By the 1920s a tradition of fine printing was well under way in San Francisco, with Taylor and Taylor, John Henry Nash and the Grabhorns already fairly well established. These printing houses encouraged printing by women - some of these women being Mae Hartmann and Fritzie Buchignani, compositors for Nash; and Jane Grabhorn and Katherine Grover, typesetters for the Grabhorn Press. Other women with their own presses were Rosalind Keep of the Eucalyptus Press, Helen Gentry, and Jane Grabhorn at Colt Press, which was founded along with William Matson Roth and Jane Swinerton. In southern California, private presses were often a husband and wife team. The Saunders Studio Press of Claremont was founded in 1927 by Lynne and Ruth Thompson Saunders. The Plantin Press in Los Angeles was established in 1931 by Saul and Lillian Marks, Saul being in charge of design and layout and Lillian responsible for composition.

CONCLUSION
These women fine press printers were the natural evolution of the 19th century women apprentices, widows, and daughters who fought or found themselves heirs to work in a printing business.

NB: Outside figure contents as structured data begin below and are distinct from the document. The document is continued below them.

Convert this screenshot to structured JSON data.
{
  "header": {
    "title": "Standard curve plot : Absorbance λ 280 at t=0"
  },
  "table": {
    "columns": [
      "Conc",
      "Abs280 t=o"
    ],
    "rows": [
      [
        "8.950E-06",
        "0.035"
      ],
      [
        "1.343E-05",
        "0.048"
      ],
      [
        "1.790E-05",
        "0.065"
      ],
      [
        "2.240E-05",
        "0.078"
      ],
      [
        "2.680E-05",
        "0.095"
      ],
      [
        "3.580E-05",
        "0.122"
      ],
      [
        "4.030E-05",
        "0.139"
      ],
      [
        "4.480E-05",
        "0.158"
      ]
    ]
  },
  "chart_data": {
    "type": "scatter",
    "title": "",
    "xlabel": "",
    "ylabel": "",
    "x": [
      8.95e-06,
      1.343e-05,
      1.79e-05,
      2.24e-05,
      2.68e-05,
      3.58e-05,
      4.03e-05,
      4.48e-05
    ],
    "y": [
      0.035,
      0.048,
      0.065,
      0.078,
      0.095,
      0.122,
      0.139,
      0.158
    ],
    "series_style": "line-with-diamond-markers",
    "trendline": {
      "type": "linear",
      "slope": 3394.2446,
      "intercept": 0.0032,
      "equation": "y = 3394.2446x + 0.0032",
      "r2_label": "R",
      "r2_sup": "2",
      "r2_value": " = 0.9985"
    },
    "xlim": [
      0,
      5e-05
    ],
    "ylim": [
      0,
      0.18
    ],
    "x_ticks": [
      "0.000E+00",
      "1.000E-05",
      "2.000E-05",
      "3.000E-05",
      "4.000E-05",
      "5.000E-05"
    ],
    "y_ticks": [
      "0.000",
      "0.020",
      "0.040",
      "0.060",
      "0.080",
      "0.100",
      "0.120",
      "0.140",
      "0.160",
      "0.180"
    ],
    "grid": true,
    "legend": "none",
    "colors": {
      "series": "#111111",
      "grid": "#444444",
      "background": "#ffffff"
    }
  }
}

With the increasing interest in aesthetics and the influence of the arts and crafts movement in the early 20th century, women printers were able to utilize not only their technical skills as printers and typesetters, but also their creative instincts as artists and book designers.

GLOSSARY OF PRINTING TERMS
compiled by Alastair Johnston, Poltroon Press

  • California Job case - wooden case for type containing all the main characters for text setting, introduced in San Francisco.
  • Chappel - printers' fraternal organization within a printshop used for establishing decorum and settling disputes. Composing stick - a metal holder in which the compositor sets up type in words and lines.
  • Dead Bank - where printed matter sits awaiting distribution.
  • Devil - apprentice printer.
  • Dingbat - ornament cast in lead.
  • Em - the square of a type body - thus in Pica type it is 12 points wide by 12 points high.
  • Fat Take - a typesetting job with a lot of blank space, as in poetry or display work.
  • Forme - a metal chase or frame containing pages of type held in place by quoins and wooden furniture.
  • Galley - a tray, usually brass, for holding composed matter.
  • Hellbox - container for broken or worn type waiting to be melted down.
  • Jeffing - another name for "quadrats," often played to see who buys the beer.
  • Make-up - the art of breaking galleys of composition into pages.
  • Point - the basic typographical unit - a twelfth of a pica, about 1/72nd of an inch.
  • Quoin - wedge device for locking up formes.
  • Rounce & Coffin - the crank and bed of an iron handpress.
  • Slug - a six-point wide piece of lead used for spacing; a line of Linotype; a board for organizing subs in a large shop.
  • Wayzgoose - winter holiday in the chappel.
  • Widow - a solitary word at the end of a paragraph, to be avoided.

The idea for this exhibition grew from Women in Printing: Northern California, 1857-1890 by Roger Levenson. Mr. Levenson founded the Tamalpais Press in Berkeley in 1953, and worked with the Kemble Collections at the California Historical Society during the 1980s.